St John’s Espiscopal Church, in Princes Street, unveiled the controversial mural this week, which portrays a grinning Mr Farage standing in front of Hitler, Oswald Mosley and former BNP leader Nick Griffin. The top corner of the image simply reads “Evolution?”.
David Coburn, Ukip MEP for Scotland, told the Evening News: “It is an insult to Ukip voters in Scotland. It’s a slap in the face to people by comparing them to fascists.

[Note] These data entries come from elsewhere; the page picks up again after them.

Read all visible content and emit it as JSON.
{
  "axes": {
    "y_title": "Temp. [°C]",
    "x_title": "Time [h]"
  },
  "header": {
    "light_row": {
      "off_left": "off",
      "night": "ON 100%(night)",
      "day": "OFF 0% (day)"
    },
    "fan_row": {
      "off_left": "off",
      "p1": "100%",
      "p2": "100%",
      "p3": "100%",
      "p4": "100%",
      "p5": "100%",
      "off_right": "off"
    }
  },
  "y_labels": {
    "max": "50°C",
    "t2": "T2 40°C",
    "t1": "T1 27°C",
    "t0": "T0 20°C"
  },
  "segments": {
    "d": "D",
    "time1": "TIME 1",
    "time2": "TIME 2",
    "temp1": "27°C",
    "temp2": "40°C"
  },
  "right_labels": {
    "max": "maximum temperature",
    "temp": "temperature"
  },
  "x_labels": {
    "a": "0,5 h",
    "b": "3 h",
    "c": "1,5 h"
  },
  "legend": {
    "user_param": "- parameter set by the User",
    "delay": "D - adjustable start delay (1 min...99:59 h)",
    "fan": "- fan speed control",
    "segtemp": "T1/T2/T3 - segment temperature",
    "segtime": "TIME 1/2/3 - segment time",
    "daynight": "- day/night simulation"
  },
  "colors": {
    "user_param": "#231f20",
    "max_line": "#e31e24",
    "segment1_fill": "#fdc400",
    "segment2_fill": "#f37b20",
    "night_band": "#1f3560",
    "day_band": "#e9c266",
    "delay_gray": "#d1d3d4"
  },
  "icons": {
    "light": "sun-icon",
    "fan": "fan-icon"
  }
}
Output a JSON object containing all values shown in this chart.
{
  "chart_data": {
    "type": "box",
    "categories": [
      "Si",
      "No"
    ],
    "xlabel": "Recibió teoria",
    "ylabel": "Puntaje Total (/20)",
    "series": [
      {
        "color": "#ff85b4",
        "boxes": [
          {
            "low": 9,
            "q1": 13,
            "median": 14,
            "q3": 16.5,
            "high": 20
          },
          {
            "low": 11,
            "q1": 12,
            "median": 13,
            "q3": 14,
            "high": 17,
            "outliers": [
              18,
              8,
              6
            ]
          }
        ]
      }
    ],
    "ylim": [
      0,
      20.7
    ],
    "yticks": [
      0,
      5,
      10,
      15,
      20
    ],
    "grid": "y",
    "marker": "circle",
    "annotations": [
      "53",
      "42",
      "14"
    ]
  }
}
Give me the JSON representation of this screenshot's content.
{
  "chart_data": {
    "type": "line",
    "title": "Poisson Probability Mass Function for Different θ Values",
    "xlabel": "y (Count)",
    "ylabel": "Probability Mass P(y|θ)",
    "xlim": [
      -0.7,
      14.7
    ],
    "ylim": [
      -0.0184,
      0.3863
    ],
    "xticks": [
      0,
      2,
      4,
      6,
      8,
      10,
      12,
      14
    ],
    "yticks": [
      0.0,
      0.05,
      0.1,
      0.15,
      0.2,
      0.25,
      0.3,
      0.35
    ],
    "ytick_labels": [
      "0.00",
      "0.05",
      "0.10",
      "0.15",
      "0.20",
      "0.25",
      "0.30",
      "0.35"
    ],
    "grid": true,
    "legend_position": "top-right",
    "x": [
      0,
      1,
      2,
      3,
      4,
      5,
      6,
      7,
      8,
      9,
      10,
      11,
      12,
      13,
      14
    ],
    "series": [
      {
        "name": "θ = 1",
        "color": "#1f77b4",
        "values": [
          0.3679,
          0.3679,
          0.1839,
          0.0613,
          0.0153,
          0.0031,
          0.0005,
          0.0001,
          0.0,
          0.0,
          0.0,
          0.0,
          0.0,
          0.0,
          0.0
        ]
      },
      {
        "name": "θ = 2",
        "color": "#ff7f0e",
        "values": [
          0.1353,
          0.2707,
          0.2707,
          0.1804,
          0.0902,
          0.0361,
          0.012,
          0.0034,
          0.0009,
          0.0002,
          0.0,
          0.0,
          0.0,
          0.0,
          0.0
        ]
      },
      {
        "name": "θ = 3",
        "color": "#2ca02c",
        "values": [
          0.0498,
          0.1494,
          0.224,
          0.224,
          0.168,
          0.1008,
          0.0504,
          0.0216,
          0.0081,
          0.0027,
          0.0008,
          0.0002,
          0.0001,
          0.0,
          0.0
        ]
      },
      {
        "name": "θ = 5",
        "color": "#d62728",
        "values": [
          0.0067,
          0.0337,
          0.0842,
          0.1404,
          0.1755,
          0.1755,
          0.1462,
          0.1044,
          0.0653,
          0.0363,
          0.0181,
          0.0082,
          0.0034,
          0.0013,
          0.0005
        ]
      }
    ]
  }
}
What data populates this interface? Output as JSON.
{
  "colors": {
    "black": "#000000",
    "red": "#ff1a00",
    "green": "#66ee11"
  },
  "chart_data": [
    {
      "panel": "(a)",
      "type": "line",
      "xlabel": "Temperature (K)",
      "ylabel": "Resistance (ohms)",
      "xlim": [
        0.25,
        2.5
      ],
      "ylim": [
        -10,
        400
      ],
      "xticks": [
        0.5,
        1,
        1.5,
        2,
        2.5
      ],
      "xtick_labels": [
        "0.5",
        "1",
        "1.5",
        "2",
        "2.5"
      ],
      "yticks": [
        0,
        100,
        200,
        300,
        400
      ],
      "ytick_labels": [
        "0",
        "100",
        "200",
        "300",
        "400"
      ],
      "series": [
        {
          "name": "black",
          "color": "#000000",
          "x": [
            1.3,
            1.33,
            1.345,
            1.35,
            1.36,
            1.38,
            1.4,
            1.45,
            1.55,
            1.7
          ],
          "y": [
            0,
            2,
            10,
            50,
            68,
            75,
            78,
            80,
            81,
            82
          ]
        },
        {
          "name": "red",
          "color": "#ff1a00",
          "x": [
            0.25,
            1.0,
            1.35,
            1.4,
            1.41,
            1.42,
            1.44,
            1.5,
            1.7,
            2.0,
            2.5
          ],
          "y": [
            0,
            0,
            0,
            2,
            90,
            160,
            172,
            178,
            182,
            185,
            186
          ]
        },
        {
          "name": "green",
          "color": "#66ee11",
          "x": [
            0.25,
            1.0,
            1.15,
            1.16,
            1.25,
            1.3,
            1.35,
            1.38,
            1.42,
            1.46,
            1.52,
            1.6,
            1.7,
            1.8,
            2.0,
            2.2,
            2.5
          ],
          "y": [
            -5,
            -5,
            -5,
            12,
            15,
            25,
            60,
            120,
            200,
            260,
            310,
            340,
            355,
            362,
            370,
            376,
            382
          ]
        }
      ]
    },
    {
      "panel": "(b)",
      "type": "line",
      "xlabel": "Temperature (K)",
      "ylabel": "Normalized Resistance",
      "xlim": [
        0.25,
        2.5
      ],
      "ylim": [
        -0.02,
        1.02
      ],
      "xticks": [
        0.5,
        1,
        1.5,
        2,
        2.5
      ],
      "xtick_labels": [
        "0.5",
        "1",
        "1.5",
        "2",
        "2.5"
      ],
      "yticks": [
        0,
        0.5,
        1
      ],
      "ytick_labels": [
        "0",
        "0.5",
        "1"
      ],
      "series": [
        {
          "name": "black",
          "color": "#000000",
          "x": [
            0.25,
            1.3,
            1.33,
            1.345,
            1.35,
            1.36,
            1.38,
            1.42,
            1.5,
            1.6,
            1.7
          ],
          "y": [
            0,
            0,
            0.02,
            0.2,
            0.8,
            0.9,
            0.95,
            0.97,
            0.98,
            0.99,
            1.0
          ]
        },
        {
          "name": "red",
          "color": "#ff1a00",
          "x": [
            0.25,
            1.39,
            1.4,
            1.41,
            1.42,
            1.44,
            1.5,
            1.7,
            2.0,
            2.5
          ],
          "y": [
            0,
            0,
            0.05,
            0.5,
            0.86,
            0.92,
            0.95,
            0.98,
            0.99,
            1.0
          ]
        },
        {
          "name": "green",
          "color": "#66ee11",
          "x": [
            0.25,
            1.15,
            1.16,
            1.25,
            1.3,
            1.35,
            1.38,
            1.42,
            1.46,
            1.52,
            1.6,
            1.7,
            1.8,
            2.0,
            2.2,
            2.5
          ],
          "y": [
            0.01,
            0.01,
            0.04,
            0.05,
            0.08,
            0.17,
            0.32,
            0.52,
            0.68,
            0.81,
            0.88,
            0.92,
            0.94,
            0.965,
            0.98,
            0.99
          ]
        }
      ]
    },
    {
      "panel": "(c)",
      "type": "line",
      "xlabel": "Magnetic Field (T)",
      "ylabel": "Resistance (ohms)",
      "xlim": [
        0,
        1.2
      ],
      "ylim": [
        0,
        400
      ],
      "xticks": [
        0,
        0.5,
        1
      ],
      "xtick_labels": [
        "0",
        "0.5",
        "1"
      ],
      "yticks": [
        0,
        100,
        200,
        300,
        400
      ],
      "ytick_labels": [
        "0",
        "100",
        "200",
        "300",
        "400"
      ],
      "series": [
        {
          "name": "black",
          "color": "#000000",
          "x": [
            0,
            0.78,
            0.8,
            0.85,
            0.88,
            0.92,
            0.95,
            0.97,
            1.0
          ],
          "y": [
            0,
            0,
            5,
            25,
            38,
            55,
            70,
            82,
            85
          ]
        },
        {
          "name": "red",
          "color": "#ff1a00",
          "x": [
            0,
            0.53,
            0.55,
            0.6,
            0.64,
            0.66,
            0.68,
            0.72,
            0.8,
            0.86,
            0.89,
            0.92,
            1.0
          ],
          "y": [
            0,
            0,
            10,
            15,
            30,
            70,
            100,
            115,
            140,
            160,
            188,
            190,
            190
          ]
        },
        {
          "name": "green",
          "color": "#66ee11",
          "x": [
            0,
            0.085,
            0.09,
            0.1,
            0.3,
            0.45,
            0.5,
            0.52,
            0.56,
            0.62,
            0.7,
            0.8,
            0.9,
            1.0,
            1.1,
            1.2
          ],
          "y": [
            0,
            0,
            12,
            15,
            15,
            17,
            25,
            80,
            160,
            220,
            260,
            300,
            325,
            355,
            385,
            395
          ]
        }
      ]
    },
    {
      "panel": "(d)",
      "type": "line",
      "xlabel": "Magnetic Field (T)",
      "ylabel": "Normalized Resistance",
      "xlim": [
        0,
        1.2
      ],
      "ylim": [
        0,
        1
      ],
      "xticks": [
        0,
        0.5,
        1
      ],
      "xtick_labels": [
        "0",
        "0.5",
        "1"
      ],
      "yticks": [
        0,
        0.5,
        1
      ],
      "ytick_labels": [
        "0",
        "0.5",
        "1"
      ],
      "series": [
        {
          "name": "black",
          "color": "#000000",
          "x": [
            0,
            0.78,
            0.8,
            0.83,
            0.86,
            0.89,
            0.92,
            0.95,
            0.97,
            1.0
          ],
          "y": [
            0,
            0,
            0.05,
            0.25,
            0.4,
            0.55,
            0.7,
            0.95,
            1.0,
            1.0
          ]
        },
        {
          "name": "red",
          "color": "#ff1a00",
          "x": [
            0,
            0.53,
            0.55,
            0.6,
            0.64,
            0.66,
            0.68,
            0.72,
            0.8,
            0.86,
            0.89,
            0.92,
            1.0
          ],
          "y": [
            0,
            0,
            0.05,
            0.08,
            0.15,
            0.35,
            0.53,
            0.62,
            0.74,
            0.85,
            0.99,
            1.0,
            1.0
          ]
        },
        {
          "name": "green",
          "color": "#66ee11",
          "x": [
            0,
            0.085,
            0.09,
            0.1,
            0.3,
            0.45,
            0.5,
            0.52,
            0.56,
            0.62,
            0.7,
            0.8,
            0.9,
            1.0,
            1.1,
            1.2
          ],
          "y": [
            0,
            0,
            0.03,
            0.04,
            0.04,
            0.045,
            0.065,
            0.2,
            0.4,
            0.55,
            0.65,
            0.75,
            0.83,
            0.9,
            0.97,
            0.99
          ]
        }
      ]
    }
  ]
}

Many of the people who voted for me are Episcopalians or Church of Scotland, and good Christians.”
The mural is more likely to help the party rather than harm them, he added, pointing out that very often this sort of gesture had backfired in England.
Mr Coburn said: “I think if anything it is a recruiting poster for us.
“There is nothing hardworking Scots like better than to be patronised by a bunch of clergymen.”
But the move was defended by former Church of Scotland minister Ewan Aitken, who said the church had to remain relevant by engaging with contemporary issues.
Mr Aitken, a former city council leader, said: “I think the murals have always pushed the boundaries.
“Whether or not you agree with the composition of the murals subjects, there are questions to be asked about a political party whose policies predicate change rather than celebrating differences.
“I think the church needs to be speaking outside its walls and challenging people in unexpected ways, on unexpected subjects.
“By being challenged, that is how you find out what you believe.”
The church has attracted controversy in the past for its murals, which have addressed the Iraq war, gay marriage and the introduction of female bishops.
The murals are intended to “provoke discussion and a response from passers-by” and are planned by a group including the Rector Markus Dünzkofer and Associate Rector Stephen Holmes, according to the church’s website.
St John’s Church was unavailable for comment when approached by the Evening News.